The Shiromani Akali Dal enjoyed another brief spell of power in the Punjab when at the elections in the wake of Rajiv Laungoval accord, settlement between Rajiv Gandhi, then Prime Minister of India, and Sant Harchand Singh Laungoval, the Akali leader, signed on 25 July 1985, it won an overwhelming majority of seats in the state legislature and formed its government led by Surjit Singh Barnala. Owing however to internal party pressures and the non-implementation by the Government of India of the Rajiv-Laungoval accord, this ministry also proved brittle. In the crisis which overtook the state after its dismissal by the Government of India, the Shiromani Akali Dal gradually became split into several factionsAkali Dal (Bidal) led by a former chief minister of the Punjab, Parkash Singh Badal, Akali Dal (Laungoval) led by Surjit Singh Barnala, also a former chief minister of the Punjab, and Akali Dal (Mann), led by a new entrant into politics, Simranjit Singh Mann, formerly, a high-ranking member of the Indian Police Service.


----------



## spnadmin (May 11, 2009)

kds ji

We need more historical articles like this one covering topics for the time between 1922 to about the mid-1990's.
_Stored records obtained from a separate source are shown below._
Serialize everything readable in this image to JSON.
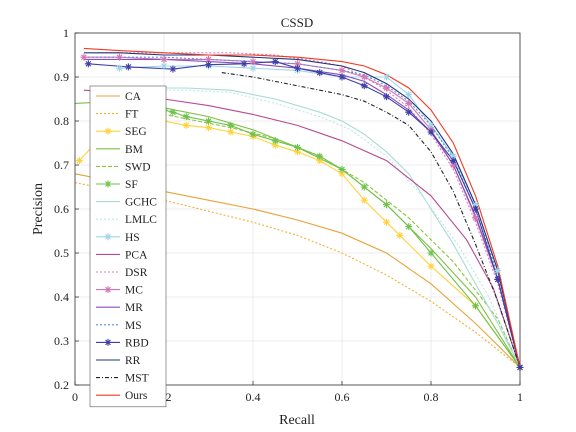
{
  "chart_data": {
    "type": "line",
    "title": "CSSD",
    "xlabel": "Recall",
    "ylabel": "Precision",
    "xlim": [
      0,
      1
    ],
    "ylim": [
      0.2,
      1
    ],
    "xticks": [
      "0",
      "0.2",
      "0.4",
      "0.6",
      "0.8",
      "1"
    ],
    "yticks": [
      "0.2",
      "0.3",
      "0.4",
      "0.5",
      "0.6",
      "0.7",
      "0.8",
      "0.9",
      "1"
    ],
    "grid": true,
    "legend_position": "left",
    "series": [
      {
        "name": "CA",
        "color": "#e8a33a",
        "dash": "solid",
        "marker": "none",
        "points": [
          [
            0,
            0.68
          ],
          [
            0.1,
            0.66
          ],
          [
            0.2,
            0.64
          ],
          [
            0.3,
            0.62
          ],
          [
            0.4,
            0.6
          ],
          [
            0.5,
            0.575
          ],
          [
            0.6,
            0.545
          ],
          [
            0.7,
            0.5
          ],
          [
            0.8,
            0.43
          ],
          [
            0.9,
            0.34
          ],
          [
            0.95,
            0.29
          ],
          [
            1,
            0.24
          ]
        ]
      },
      {
        "name": "FT",
        "color": "#f2b134",
        "dash": "2,2",
        "marker": "none",
        "points": [
          [
            0,
            0.66
          ],
          [
            0.1,
            0.64
          ],
          [
            0.2,
            0.62
          ],
          [
            0.3,
            0.595
          ],
          [
            0.4,
            0.57
          ],
          [
            0.5,
            0.54
          ],
          [
            0.6,
            0.5
          ],
          [
            0.7,
            0.45
          ],
          [
            0.8,
            0.39
          ],
          [
            0.9,
            0.32
          ],
          [
            1,
            0.24
          ]
        ]
      },
      {
        "name": "SEG",
        "color": "#ffd23c",
        "dash": "solid",
        "marker": "star",
        "points": [
          [
            0.01,
            0.71
          ],
          [
            0.1,
            0.81
          ],
          [
            0.2,
            0.8
          ],
          [
            0.25,
            0.79
          ],
          [
            0.3,
            0.785
          ],
          [
            0.35,
            0.775
          ],
          [
            0.4,
            0.765
          ],
          [
            0.45,
            0.745
          ],
          [
            0.5,
            0.73
          ],
          [
            0.55,
            0.71
          ],
          [
            0.6,
            0.68
          ],
          [
            0.65,
            0.62
          ],
          [
            0.7,
            0.57
          ],
          [
            0.73,
            0.54
          ],
          [
            0.8,
            0.47
          ],
          [
            0.9,
            0.38
          ],
          [
            1,
            0.24
          ]
        ]
      },
      {
        "name": "BM",
        "color": "#7ebf47",
        "dash": "solid",
        "marker": "none",
        "points": [
          [
            0,
            0.84
          ],
          [
            0.1,
            0.845
          ],
          [
            0.2,
            0.83
          ],
          [
            0.3,
            0.81
          ],
          [
            0.4,
            0.78
          ],
          [
            0.5,
            0.74
          ],
          [
            0.6,
            0.69
          ],
          [
            0.7,
            0.61
          ],
          [
            0.8,
            0.51
          ],
          [
            0.9,
            0.4
          ],
          [
            1,
            0.24
          ]
        ]
      },
      {
        "name": "SWD",
        "color": "#8cc63f",
        "dash": "4,2",
        "marker": "none",
        "points": [
          [
            0.05,
            0.83
          ],
          [
            0.15,
            0.825
          ],
          [
            0.25,
            0.805
          ],
          [
            0.35,
            0.785
          ],
          [
            0.45,
            0.76
          ],
          [
            0.55,
            0.72
          ],
          [
            0.65,
            0.66
          ],
          [
            0.75,
            0.58
          ],
          [
            0.85,
            0.48
          ],
          [
            0.95,
            0.35
          ],
          [
            1,
            0.24
          ]
        ]
      },
      {
        "name": "SF",
        "color": "#6cc24a",
        "dash": "solid",
        "marker": "star",
        "points": [
          [
            0.2,
            0.825
          ],
          [
            0.22,
            0.82
          ],
          [
            0.25,
            0.81
          ],
          [
            0.3,
            0.8
          ],
          [
            0.35,
            0.79
          ],
          [
            0.4,
            0.77
          ],
          [
            0.45,
            0.755
          ],
          [
            0.5,
            0.74
          ],
          [
            0.55,
            0.72
          ],
          [
            0.6,
            0.69
          ],
          [
            0.65,
            0.65
          ],
          [
            0.7,
            0.61
          ],
          [
            0.75,
            0.56
          ],
          [
            0.8,
            0.5
          ],
          [
            0.9,
            0.38
          ],
          [
            1,
            0.24
          ]
        ]
      },
      {
        "name": "GCHC",
        "color": "#a9dcd4",
        "dash": "solid",
        "marker": "none",
        "points": [
          [
            0.05,
            0.87
          ],
          [
            0.15,
            0.875
          ],
          [
            0.25,
            0.875
          ],
          [
            0.35,
            0.87
          ],
          [
            0.45,
            0.85
          ],
          [
            0.55,
            0.82
          ],
          [
            0.6,
            0.8
          ],
          [
            0.65,
            0.77
          ],
          [
            0.7,
            0.73
          ],
          [
            0.75,
            0.68
          ],
          [
            0.8,
            0.6
          ],
          [
            0.85,
            0.52
          ],
          [
            0.9,
            0.43
          ],
          [
            0.95,
            0.34
          ],
          [
            1,
            0.24
          ]
        ]
      },
      {
        "name": "LMLC",
        "color": "#bfe4ea",
        "dash": "2,2",
        "marker": "none",
        "points": [
          [
            0.05,
            0.865
          ],
          [
            0.15,
            0.87
          ],
          [
            0.25,
            0.87
          ],
          [
            0.35,
            0.865
          ],
          [
            0.45,
            0.84
          ],
          [
            0.55,
            0.81
          ],
          [
            0.62,
            0.78
          ],
          [
            0.7,
            0.72
          ],
          [
            0.78,
            0.63
          ],
          [
            0.86,
            0.52
          ],
          [
            0.93,
            0.4
          ],
          [
            1,
            0.24
          ]
        ]
      },
      {
        "name": "HS",
        "color": "#9fd5e8",
        "dash": "solid",
        "marker": "star",
        "points": [
          [
            0.1,
            0.92
          ],
          [
            0.2,
            0.925
          ],
          [
            0.3,
            0.925
          ],
          [
            0.4,
            0.92
          ],
          [
            0.5,
            0.915
          ],
          [
            0.6,
            0.9
          ],
          [
            0.7,
            0.9
          ],
          [
            0.75,
            0.86
          ],
          [
            0.8,
            0.79
          ],
          [
            0.85,
            0.72
          ],
          [
            0.9,
            0.61
          ],
          [
            0.95,
            0.46
          ],
          [
            1,
            0.24
          ]
        ]
      },
      {
        "name": "PCA",
        "color": "#b84a93",
        "dash": "solid",
        "marker": "none",
        "points": [
          [
            0.02,
            0.87
          ],
          [
            0.1,
            0.865
          ],
          [
            0.2,
            0.85
          ],
          [
            0.3,
            0.835
          ],
          [
            0.4,
            0.815
          ],
          [
            0.5,
            0.79
          ],
          [
            0.6,
            0.755
          ],
          [
            0.7,
            0.71
          ],
          [
            0.8,
            0.63
          ],
          [
            0.88,
            0.53
          ],
          [
            0.94,
            0.42
          ],
          [
            1,
            0.24
          ]
        ]
      },
      {
        "name": "DSR",
        "color": "#e07bb6",
        "dash": "2,2",
        "marker": "none",
        "points": [
          [
            0.05,
            0.955
          ],
          [
            0.15,
            0.955
          ],
          [
            0.25,
            0.955
          ],
          [
            0.35,
            0.955
          ],
          [
            0.45,
            0.95
          ],
          [
            0.55,
            0.935
          ],
          [
            0.6,
            0.925
          ],
          [
            0.65,
            0.9
          ],
          [
            0.7,
            0.87
          ],
          [
            0.75,
            0.83
          ],
          [
            0.8,
            0.77
          ],
          [
            0.85,
            0.69
          ],
          [
            0.9,
            0.57
          ],
          [
            0.95,
            0.43
          ],
          [
            1,
            0.24
          ]
        ]
      },
      {
        "name": "MC",
        "color": "#d576b4",
        "dash": "solid",
        "marker": "star",
        "points": [
          [
            0.02,
            0.945
          ],
          [
            0.1,
            0.945
          ],
          [
            0.2,
            0.94
          ],
          [
            0.3,
            0.94
          ],
          [
            0.4,
            0.935
          ],
          [
            0.5,
            0.93
          ],
          [
            0.6,
            0.915
          ],
          [
            0.65,
            0.9
          ],
          [
            0.7,
            0.875
          ],
          [
            0.75,
            0.84
          ],
          [
            0.8,
            0.78
          ],
          [
            0.85,
            0.7
          ],
          [
            0.9,
            0.58
          ],
          [
            0.95,
            0.44
          ],
          [
            1,
            0.24
          ]
        ]
      },
      {
        "name": "MR",
        "color": "#8c4dbb",
        "dash": "solid",
        "marker": "none",
        "points": [
          [
            0.02,
            0.94
          ],
          [
            0.1,
            0.94
          ],
          [
            0.2,
            0.94
          ],
          [
            0.3,
            0.935
          ],
          [
            0.4,
            0.93
          ],
          [
            0.5,
            0.92
          ],
          [
            0.6,
            0.905
          ],
          [
            0.65,
            0.89
          ],
          [
            0.7,
            0.86
          ],
          [
            0.75,
            0.825
          ],
          [
            0.8,
            0.775
          ],
          [
            0.85,
            0.7
          ],
          [
            0.9,
            0.585
          ],
          [
            0.95,
            0.44
          ],
          [
            1,
            0.24
          ]
        ]
      },
      {
        "name": "MS",
        "color": "#5a8fd6",
        "dash": "2,2",
        "marker": "none",
        "points": [
          [
            0.02,
            0.945
          ],
          [
            0.1,
            0.945
          ],
          [
            0.2,
            0.945
          ],
          [
            0.3,
            0.94
          ],
          [
            0.4,
            0.935
          ],
          [
            0.5,
            0.93
          ],
          [
            0.6,
            0.915
          ],
          [
            0.65,
            0.905
          ],
          [
            0.7,
            0.88
          ],
          [
            0.75,
            0.845
          ],
          [
            0.8,
            0.79
          ],
          [
            0.85,
            0.715
          ],
          [
            0.9,
            0.6
          ],
          [
            0.95,
            0.45
          ],
          [
            1,
            0.24
          ]
        ]
      },
      {
        "name": "RBD",
        "color": "#3e3fa6",
        "dash": "solid",
        "marker": "star",
        "points": [
          [
            0.03,
            0.93
          ],
          [
            0.12,
            0.923
          ],
          [
            0.22,
            0.918
          ],
          [
            0.3,
            0.928
          ],
          [
            0.38,
            0.93
          ],
          [
            0.45,
            0.935
          ],
          [
            0.5,
            0.92
          ],
          [
            0.55,
            0.91
          ],
          [
            0.6,
            0.9
          ],
          [
            0.65,
            0.88
          ],
          [
            0.7,
            0.855
          ],
          [
            0.75,
            0.82
          ],
          [
            0.8,
            0.775
          ],
          [
            0.85,
            0.71
          ],
          [
            0.9,
            0.6
          ],
          [
            0.95,
            0.44
          ],
          [
            1,
            0.24
          ]
        ]
      },
      {
        "name": "RR",
        "color": "#223377",
        "dash": "solid",
        "marker": "none",
        "points": [
          [
            0.02,
            0.955
          ],
          [
            0.1,
            0.955
          ],
          [
            0.2,
            0.95
          ],
          [
            0.3,
            0.95
          ],
          [
            0.4,
            0.945
          ],
          [
            0.5,
            0.94
          ],
          [
            0.6,
            0.925
          ],
          [
            0.65,
            0.91
          ],
          [
            0.7,
            0.885
          ],
          [
            0.75,
            0.85
          ],
          [
            0.8,
            0.8
          ],
          [
            0.85,
            0.725
          ],
          [
            0.9,
            0.61
          ],
          [
            0.95,
            0.46
          ],
          [
            1,
            0.24
          ]
        ]
      },
      {
        "name": "MST",
        "color": "#222222",
        "dash": "4,2,1,2",
        "marker": "none",
        "points": [
          [
            0.33,
            0.91
          ],
          [
            0.4,
            0.9
          ],
          [
            0.5,
            0.88
          ],
          [
            0.6,
            0.86
          ],
          [
            0.65,
            0.845
          ],
          [
            0.7,
            0.82
          ],
          [
            0.75,
            0.79
          ],
          [
            0.8,
            0.73
          ],
          [
            0.85,
            0.64
          ],
          [
            0.9,
            0.52
          ],
          [
            0.95,
            0.39
          ],
          [
            1,
            0.24
          ]
        ]
      },
      {
        "name": "Ours",
        "color": "#ef3b24",
        "dash": "solid",
        "marker": "none",
        "points": [
          [
            0.02,
            0.965
          ],
          [
            0.1,
            0.96
          ],
          [
            0.2,
            0.955
          ],
          [
            0.3,
            0.95
          ],
          [
            0.4,
            0.95
          ],
          [
            0.5,
            0.945
          ],
          [
            0.6,
            0.935
          ],
          [
            0.65,
            0.925
          ],
          [
            0.7,
            0.905
          ],
          [
            0.75,
            0.875
          ],
          [
            0.8,
            0.825
          ],
          [
            0.85,
            0.75
          ],
          [
            0.9,
            0.63
          ],
          [
            0.95,
            0.47
          ],
          [
            1,
            0.24
          ]
        ]
      }
    ]
  }
}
It would be good if they could be gathered in one place. If only someone could do it! Ome has to hunt here and there to get one or maybe two articles for a particular subject. Then there are gaps on some topics, or gaps for a span of several years on another topic. And also there is a lot of controversy surrounding particular authors. So articles are needed that tell the same story of an event from more than one person's point of view. All of these factors make it  very difficult to put everything into a time-line and see the sequence of events or understand how cause and effect unfolds.

An example -- before, during and after 1984. Another example, the AKJ/Nirankari dispute. I could make a long list.

Thanks for your work


----------